In 1816, E. T. A. Hoffmann published the short story ‘The Sandman’, which centres on the tale the nurse told young Nathanael when he asked her about the ‘Sandman’:
‘Eh, Natty‘, said she, ‘don't you know that yet? He is a wicked man, who comes to children when they won’t go to bed, and throws a handful of sand into their eyes, so that they start out bleeding from their heads. He puts their eyes in a bag and carries them to the crescent moon to feed his own children, who sit in the nest up there. They have crooked beaks like owls so that they can pick up the eyes of naughty human children.’

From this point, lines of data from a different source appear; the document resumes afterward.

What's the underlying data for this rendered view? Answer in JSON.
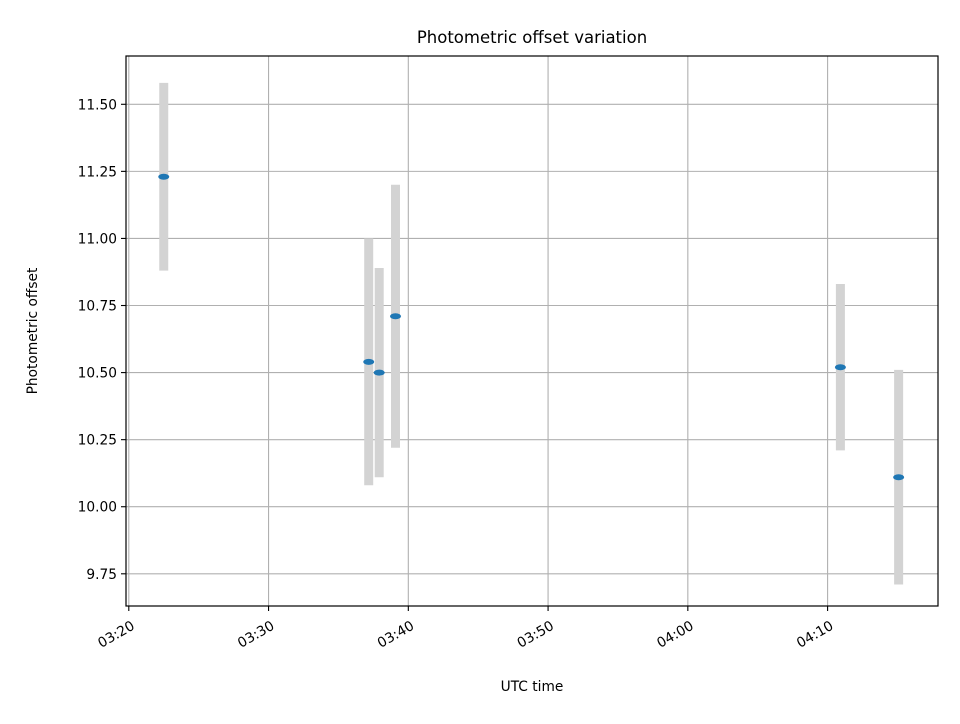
{
  "chart_data": {
    "type": "scatter",
    "title": "Photometric offset variation",
    "xlabel": "UTC time",
    "ylabel": "Photometric offset",
    "x_tick_labels": [
      "03:20",
      "03:30",
      "03:40",
      "03:50",
      "04:00",
      "04:10"
    ],
    "x_tick_minutes": [
      200,
      210,
      220,
      230,
      240,
      250
    ],
    "xlim_minutes": [
      199.8,
      257.9
    ],
    "y_tick_labels": [
      "9.75",
      "10.00",
      "10.25",
      "10.50",
      "10.75",
      "11.00",
      "11.25",
      "11.50"
    ],
    "y_tick_values": [
      9.75,
      10.0,
      10.25,
      10.5,
      10.75,
      11.0,
      11.25,
      11.5
    ],
    "ylim": [
      9.63,
      11.68
    ],
    "grid": true,
    "series": [
      {
        "marker_color": "#1f77b4",
        "errorbar_color": "#d3d3d3",
        "points": [
          {
            "time": "03:22:30",
            "y": 11.23,
            "yerr": 0.35
          },
          {
            "time": "03:37:10",
            "y": 10.54,
            "yerr": 0.46
          },
          {
            "time": "03:37:55",
            "y": 10.5,
            "yerr": 0.39
          },
          {
            "time": "03:39:05",
            "y": 10.71,
            "yerr": 0.49
          },
          {
            "time": "04:10:55",
            "y": 10.52,
            "yerr": 0.31
          },
          {
            "time": "04:15:05",
            "y": 10.11,
            "yerr": 0.4
          }
        ]
      }
    ]
  }
}
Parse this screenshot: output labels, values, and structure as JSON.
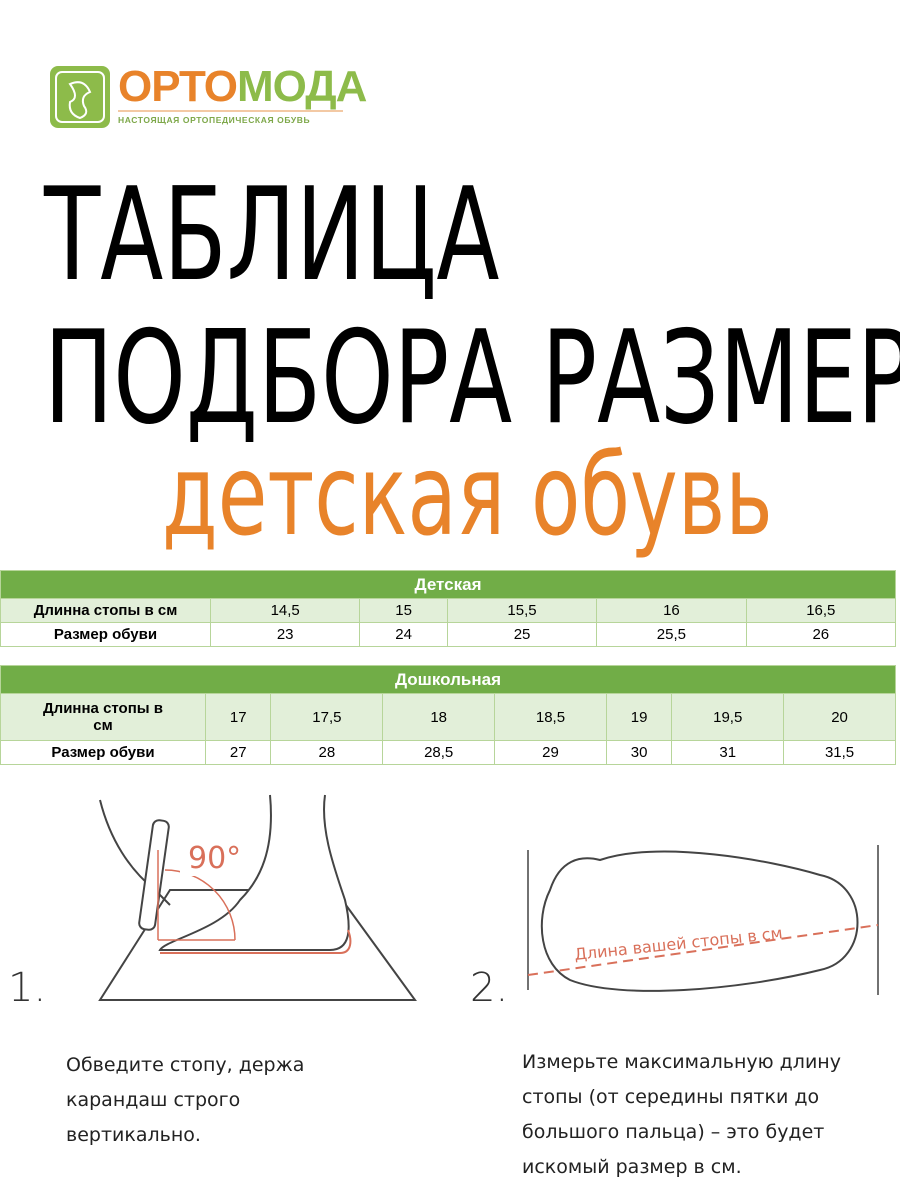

In 1919, Sigmund Freud published his psychoanalyst treatise about ‘The Uncanny’, which he based on the story about the ‘Sandman’ and which is still a fundamental piece of writing, in the periodical Imago (Zeitschrift für Anwendung der Psychoanalyse auf die Geisteswissenschaften).
The site-specific video installation ‘The Sandman’ transforms the gallery space into a hypnotically suggestive scenario and invites the spectator to slip into the role of Nathanael. Thematically, this work relates to ‘WHERE DOES THIS MESSAGE COME FROM?’ (2013, Sigmund Freud Museum) and VISITING FREUD (2013, Albertina).